Zusammen mit einem Freiwilligen aus der Lippischen Kirche wird sie in Kpalimé leben und arbeiten, einer Stadt im Süden des westafrikanischen Landes nahe der Grenze zu Ghana. Die jungen Deutschen wohnen dort auf dem Schulgelände. Sicherlich werden sie sich auch in der Kirchengemeinde engagieren. „Dort z.B. im Chor zu singen hilft, Kontakte zu Einheimischen zu knüpfen,“ berichtet Geeske von den Erfahrungen ihrer Vorgänger.

Aussendungsgottesdienst

Aussendungsgottesdienst in Heiden/Lippe

Die Norddeutsche Mission (NM) entsendet jedes Jahr vier Freiwillige nach Togo und Ghana. Interessenten müssen ein Auswahlverfahren durchlaufen und werden intensiv auf ihren Auslandsaufenthalt vorbereitet. Die NM kooperiert dabei mit der Vereinten Evangelischen Mission (VEM) in Wuppertal. Insgesamt werden so 21 Freiwillige in Afrika und Asien betreut.

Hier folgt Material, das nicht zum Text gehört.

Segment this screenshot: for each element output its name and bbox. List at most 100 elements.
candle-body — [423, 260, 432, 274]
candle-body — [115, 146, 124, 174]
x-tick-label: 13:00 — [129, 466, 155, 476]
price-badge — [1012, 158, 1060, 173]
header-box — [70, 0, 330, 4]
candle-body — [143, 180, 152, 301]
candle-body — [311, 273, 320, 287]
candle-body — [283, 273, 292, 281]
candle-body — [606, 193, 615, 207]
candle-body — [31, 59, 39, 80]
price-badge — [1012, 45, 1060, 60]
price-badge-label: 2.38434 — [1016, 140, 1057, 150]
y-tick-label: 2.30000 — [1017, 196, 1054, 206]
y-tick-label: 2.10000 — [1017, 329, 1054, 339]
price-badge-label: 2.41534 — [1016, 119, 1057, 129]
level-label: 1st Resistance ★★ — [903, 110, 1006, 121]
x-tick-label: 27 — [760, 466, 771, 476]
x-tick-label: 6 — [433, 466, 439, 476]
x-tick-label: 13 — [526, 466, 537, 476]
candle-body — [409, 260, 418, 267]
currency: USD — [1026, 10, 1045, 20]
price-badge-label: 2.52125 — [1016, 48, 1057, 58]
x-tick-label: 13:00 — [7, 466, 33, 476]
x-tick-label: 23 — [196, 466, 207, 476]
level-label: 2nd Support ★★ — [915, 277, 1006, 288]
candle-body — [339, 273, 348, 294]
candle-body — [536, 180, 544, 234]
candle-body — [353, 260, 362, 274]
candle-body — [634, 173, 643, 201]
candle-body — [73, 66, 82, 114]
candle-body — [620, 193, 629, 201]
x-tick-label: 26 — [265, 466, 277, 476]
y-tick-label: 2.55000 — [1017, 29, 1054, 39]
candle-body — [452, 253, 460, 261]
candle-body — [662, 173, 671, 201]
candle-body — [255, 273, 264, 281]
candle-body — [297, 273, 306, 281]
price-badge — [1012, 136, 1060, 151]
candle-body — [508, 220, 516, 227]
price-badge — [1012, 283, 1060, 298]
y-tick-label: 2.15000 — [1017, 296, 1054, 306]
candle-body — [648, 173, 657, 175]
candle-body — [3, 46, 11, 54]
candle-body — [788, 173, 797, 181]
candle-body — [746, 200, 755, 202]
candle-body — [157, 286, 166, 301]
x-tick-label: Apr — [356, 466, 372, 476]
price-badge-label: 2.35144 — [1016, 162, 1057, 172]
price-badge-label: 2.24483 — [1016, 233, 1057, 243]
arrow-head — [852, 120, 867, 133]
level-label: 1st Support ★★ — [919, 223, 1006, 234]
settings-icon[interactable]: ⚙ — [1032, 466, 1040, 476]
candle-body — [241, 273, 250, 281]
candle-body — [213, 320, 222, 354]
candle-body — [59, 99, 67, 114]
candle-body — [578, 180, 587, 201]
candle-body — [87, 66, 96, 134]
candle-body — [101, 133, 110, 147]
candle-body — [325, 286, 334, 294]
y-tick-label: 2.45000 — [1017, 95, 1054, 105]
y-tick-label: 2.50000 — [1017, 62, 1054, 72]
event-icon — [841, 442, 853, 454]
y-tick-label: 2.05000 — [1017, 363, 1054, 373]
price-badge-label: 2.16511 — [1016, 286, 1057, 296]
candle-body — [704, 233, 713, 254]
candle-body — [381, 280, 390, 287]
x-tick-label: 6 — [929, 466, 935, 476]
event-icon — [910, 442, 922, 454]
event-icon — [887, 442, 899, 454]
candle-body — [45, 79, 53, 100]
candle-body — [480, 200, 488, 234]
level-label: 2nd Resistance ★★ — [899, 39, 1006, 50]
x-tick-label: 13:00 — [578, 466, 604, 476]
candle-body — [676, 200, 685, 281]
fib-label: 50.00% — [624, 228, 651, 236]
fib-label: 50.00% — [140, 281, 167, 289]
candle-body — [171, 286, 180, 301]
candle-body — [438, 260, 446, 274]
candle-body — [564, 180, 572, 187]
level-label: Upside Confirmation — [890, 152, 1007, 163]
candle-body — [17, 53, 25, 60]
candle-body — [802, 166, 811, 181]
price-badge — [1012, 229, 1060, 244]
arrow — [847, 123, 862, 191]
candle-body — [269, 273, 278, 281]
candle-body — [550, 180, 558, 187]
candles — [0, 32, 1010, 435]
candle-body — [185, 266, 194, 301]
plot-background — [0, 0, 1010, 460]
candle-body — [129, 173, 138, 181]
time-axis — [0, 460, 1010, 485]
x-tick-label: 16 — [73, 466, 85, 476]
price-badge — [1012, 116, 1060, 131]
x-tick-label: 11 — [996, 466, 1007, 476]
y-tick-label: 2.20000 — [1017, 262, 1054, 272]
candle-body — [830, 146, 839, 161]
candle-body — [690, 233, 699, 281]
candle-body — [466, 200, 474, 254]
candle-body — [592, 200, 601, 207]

Auch während des Aufenthaltes kümmert sich die VEM um die jungen Leute. Vor Ort steht ein Mentor der togoischen Partnerkirche zur Verfügung, der den Freiwilligen hilfreich zur Seite steht.

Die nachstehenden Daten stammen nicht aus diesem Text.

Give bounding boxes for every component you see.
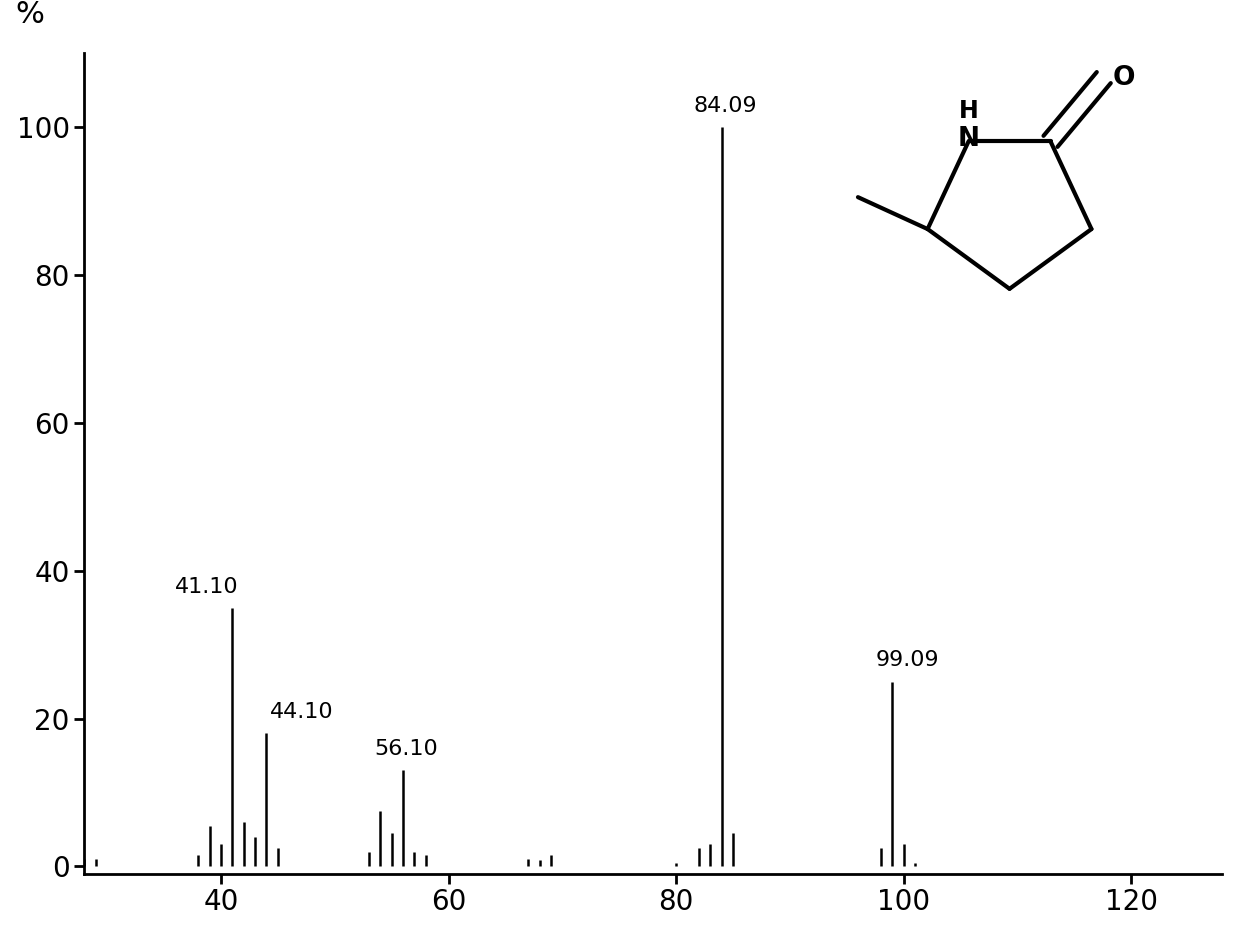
Text: 41.10: 41.10: [176, 577, 239, 596]
Text: 99.09: 99.09: [875, 650, 939, 671]
Y-axis label: %: %: [15, 0, 45, 29]
Text: 56.10: 56.10: [374, 739, 439, 759]
Text: 44.10: 44.10: [270, 703, 333, 722]
Text: 84.09: 84.09: [693, 96, 757, 116]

Finanziert wird das Projekt von den Missionswerken und durch eine Förderung der Bundesregierung im Rahmen des Weltwärts-Programms. Die Freiwilligen bauen sich außerdem einen Unterstützerkreis auf, der den Einsatz während der einjährigen Laufzeit fördert und so die Fortführung des Programms ermöglicht.

Interkulturelles Lernen

In der Vorbereitung haben die jungen Leute auch ihre Motivation und ihre Rolle kritisch hinterfragt. Beim Freiwilligendienst gehe es nicht darum, den Menschen vor Ort in Afrika zu helfen, betont Geeske. „Wer ein Helfersyndrom hat, ist hier fehl am Platz. Für die Teilnehmenden steht das eigene interkulturelle Lernen im Mittelpunkt. Das wurde uns immer wieder deutlich vor Augen geführt.“

Seit fünf Jahren ist Geeske in der Jugendarbeit unserer Kirchengemeinde aktiv. „Die Erfahrungen aus der Jugendarbeit helfen mir bestimmt, wenn ich jetzt nach Togo gehe“, sagt sie. „Offen auf andere Menschen zuzugehen, das habe ich auch bei der Evangelischen Jugend gelernt.“

Am meisten freut sie sich auf die Begegnung mit den Menschen und auf die konkrete Arbeit. Respekt hat sie vor allem vor den Malaria-Mücken und vor den kulturellen und sprachlichen Barrieren, die es zu überwinden gilt. Die schwierige politische Situation in Togo stimmt sie nachdenklich. „Aber Angst habe ich deswegen nicht.“

Was wird sie am meisten vermissen? „Milch!“, ruft  sie lachend, und ergänzt: „Ach, das werde ich in einem Jahr wissen. Ich bin so neugierig auf das, was mich erwartet – da denke ich jetzt nicht darüber nach, was mir fehlen wird!“

Geeske Martens wird während ihres Togo-Aufenthaltes in Kark un Lüe über ihre Arbeit und das Leben vor Ort berichten. Außerdem schreibt  sie regelmäßig in ihrem Blog im Internet unter der Adresse www.togotogo.de über ihren Freiwilligendienst.